Well this is what couple of my friends claim they saw two days back at MG road, they told me that it was orange in color. and i told them that its was not possible because roads in bangalore are not made for such cars, but they told me that they were not on drugs or booZ when they saw it, they also claim that it was open top.



has any one from bangalore seen the car in question?


----------



## abhi_10_20 (Sep 10, 2007)

now....this is interesting....me too heard of a Lamborghini in the city from friends...but not sure...


----------



## infra_red_dude (Sep 10, 2007)

chicha said:
			
		

> has any one from bangalore seen the car in question?
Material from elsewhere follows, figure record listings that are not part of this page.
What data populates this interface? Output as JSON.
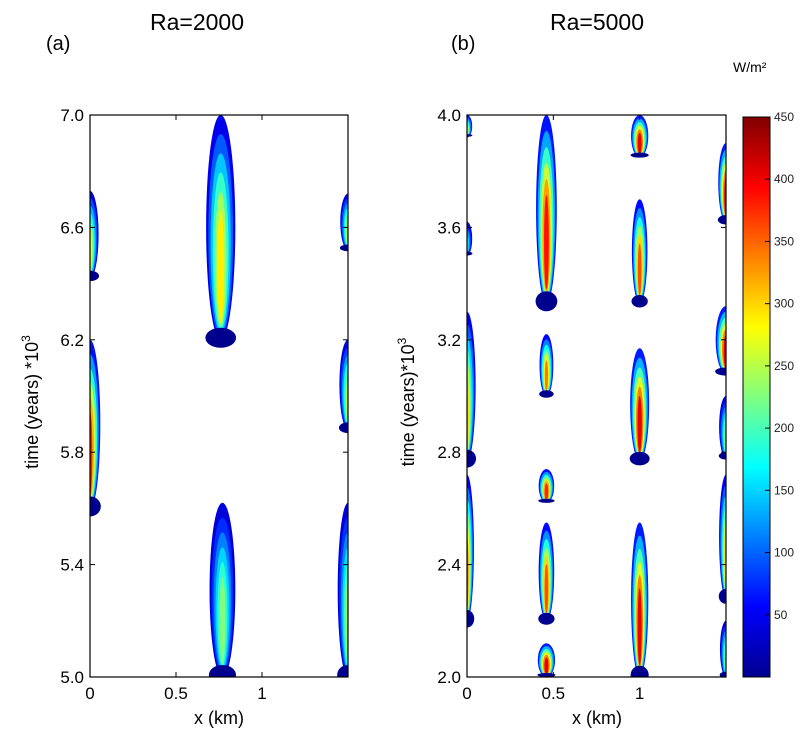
{
  "chart_data": [
    {
      "type": "heatmap",
      "panel_label": "(a)",
      "title": "Ra=2000",
      "xlabel": "x (km)",
      "ylabel": "time (years) *10",
      "ylabel_exp": "3",
      "xlim": [
        0,
        1.5
      ],
      "ylim": [
        5.0,
        7.0
      ],
      "xticks": [
        0,
        0.5,
        1
      ],
      "xtick_labels": [
        "0",
        "0.5",
        "1"
      ],
      "yticks": [
        5.0,
        5.4,
        5.8,
        6.2,
        6.6,
        7.0
      ],
      "ytick_labels": [
        "5.0",
        "5.4",
        "5.8",
        "6.2",
        "6.6",
        "7.0"
      ],
      "plumes": [
        {
          "x": 0.76,
          "t0": 6.2,
          "t1": 7.0,
          "w": 0.085,
          "peak": 320
        },
        {
          "x": 0.77,
          "t0": 5.0,
          "t1": 5.62,
          "w": 0.075,
          "peak": 250
        },
        {
          "x": 0.0,
          "t0": 5.6,
          "t1": 6.2,
          "w": 0.06,
          "peak": 420
        },
        {
          "x": 0.0,
          "t0": 6.42,
          "t1": 6.73,
          "w": 0.05,
          "peak": 300
        },
        {
          "x": 1.5,
          "t0": 5.0,
          "t1": 5.62,
          "w": 0.06,
          "peak": 260
        },
        {
          "x": 1.5,
          "t0": 5.88,
          "t1": 6.2,
          "w": 0.05,
          "peak": 280
        },
        {
          "x": 1.5,
          "t0": 6.52,
          "t1": 6.72,
          "w": 0.045,
          "peak": 280
        }
      ]
    },
    {
      "type": "heatmap",
      "panel_label": "(b)",
      "title": "Ra=5000",
      "xlabel": "x (km)",
      "ylabel": "time (years)*10",
      "ylabel_exp": "3",
      "xlim": [
        0,
        1.5
      ],
      "ylim": [
        2.0,
        4.0
      ],
      "xticks": [
        0,
        0.5,
        1
      ],
      "xtick_labels": [
        "0",
        "0.5",
        "1"
      ],
      "yticks": [
        2.0,
        2.4,
        2.8,
        3.2,
        3.6,
        4.0
      ],
      "ytick_labels": [
        "2.0",
        "2.4",
        "2.8",
        "3.2",
        "3.6",
        "4.0"
      ],
      "plumes": [
        {
          "x": 0.46,
          "t0": 3.33,
          "t1": 4.0,
          "w": 0.06,
          "peak": 430
        },
        {
          "x": 0.46,
          "t0": 3.0,
          "t1": 3.22,
          "w": 0.04,
          "peak": 380
        },
        {
          "x": 0.46,
          "t0": 2.62,
          "t1": 2.74,
          "w": 0.045,
          "peak": 420
        },
        {
          "x": 0.46,
          "t0": 2.2,
          "t1": 2.55,
          "w": 0.045,
          "peak": 400
        },
        {
          "x": 0.46,
          "t0": 2.0,
          "t1": 2.12,
          "w": 0.05,
          "peak": 450
        },
        {
          "x": 1.0,
          "t0": 3.85,
          "t1": 4.0,
          "w": 0.05,
          "peak": 450
        },
        {
          "x": 1.0,
          "t0": 3.33,
          "t1": 3.7,
          "w": 0.045,
          "peak": 400
        },
        {
          "x": 1.0,
          "t0": 2.77,
          "t1": 3.17,
          "w": 0.055,
          "peak": 450
        },
        {
          "x": 1.0,
          "t0": 2.0,
          "t1": 2.55,
          "w": 0.05,
          "peak": 450
        },
        {
          "x": 0.0,
          "t0": 2.77,
          "t1": 3.3,
          "w": 0.05,
          "peak": 330
        },
        {
          "x": 0.0,
          "t0": 2.2,
          "t1": 2.72,
          "w": 0.04,
          "peak": 380
        },
        {
          "x": 0.0,
          "t0": 3.92,
          "t1": 4.0,
          "w": 0.03,
          "peak": 300
        },
        {
          "x": 0.0,
          "t0": 3.5,
          "t1": 3.62,
          "w": 0.03,
          "peak": 200
        },
        {
          "x": 1.5,
          "t0": 3.62,
          "t1": 3.9,
          "w": 0.045,
          "peak": 450
        },
        {
          "x": 1.5,
          "t0": 3.08,
          "t1": 3.32,
          "w": 0.06,
          "peak": 450
        },
        {
          "x": 1.5,
          "t0": 2.78,
          "t1": 3.0,
          "w": 0.04,
          "peak": 250
        },
        {
          "x": 1.5,
          "t0": 2.28,
          "t1": 2.72,
          "w": 0.04,
          "peak": 330
        },
        {
          "x": 1.5,
          "t0": 2.0,
          "t1": 2.2,
          "w": 0.035,
          "peak": 250
        }
      ]
    }
  ],
  "colorbar": {
    "unit": "W/m²",
    "min": 0,
    "max": 450,
    "ticks": [
      50,
      100,
      150,
      200,
      250,
      300,
      350,
      400,
      450
    ],
    "tick_labels": [
      "50",
      "100",
      "150",
      "200",
      "250",
      "300",
      "350",
      "400",
      "450"
    ],
    "colormap": "jet",
    "colors": [
      "#00008f",
      "#0000ff",
      "#0080ff",
      "#00ffff",
      "#80ff80",
      "#ffff00",
      "#ff8000",
      "#ff0000",
      "#800000"
    ]
  }
}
 yes, me  couple of dayz back at residency road....


----------



## iMav (Sep 10, 2007)

3 ferraris (including sachin's with him driving), 3 porches and 2 hummers seen quite a few times here in mumbai ... mercs are like taxis here


----------



## wizrulz (Sep 10, 2007)

^^^ to add that seen 3 limo....too


----------



## faraaz (Sep 10, 2007)

Dunno about bangalore but here's a list of the cars I've seen being driven around here in St. Gallen, Switzerland...read 'em n weep! 

Porsche Carrera S
Porsche Cayenne
Porsche Cayman
Porsche Boxster
Hummer H2
Mercedes SL65 AMG
Mercedes S600
Mercedes McLaren SLR
Ford Mustang
Ferrari 360 Modena
Lamborghini Countach (the old one)
Audi A4
Audi TT
Toyota Supra
Subaru Impreza
Nissan 350Z
Peugeot something..the brand new sedan...forgot the name...
Range Rover 2006 model
Ducati 999 (i think...dunno the exact model)
Some 4-5 Triumph bikes and also 1 Kawasaki Ninja which looked really khatara and old...

I've got to start carrying my camera around...


----------



## RCuber (Sep 10, 2007)

^^^ Dont forget to post pics


----------



## Nav11aug (Sep 10, 2007)

Charan said:
			
		

> ^^^ Dont forget to post pics



Very High Res plzz


----------



## iMav (Sep 10, 2007)

the cayennes become too common here .... ul see 1 every few weeks


----------



## shantanu (Sep 10, 2007)

ohh ! i love countach... 

anyone seen the ""THE SPEED ZONE 1 ,2 & 3.. """ marvelous movies..


----------



## PraKs (Sep 17, 2007)

In Bangalore

Yeah , Guess Upendra owns one,


----------



## xbonez (Sep 17, 2007)

do they make orange lamorghinis?? i thought they only cme in yellow and black.

and yeah, cayennes are so common, i no longer get fascinated by thm. even BMWs are fairly common though i've never seen a ferrari on the roads. seen quite a few of them at auto expos though


----------



## shady_inc (Sep 17, 2007)

Seen 3 limos,countless BMWs and Merces,4-5 Audis and a gallardo in Mumbai till now...


----------



## nix (Sep 17, 2007)

dude, a lambo is so low that i dont think it can even go in MG road. maybe it was the offroad version


----------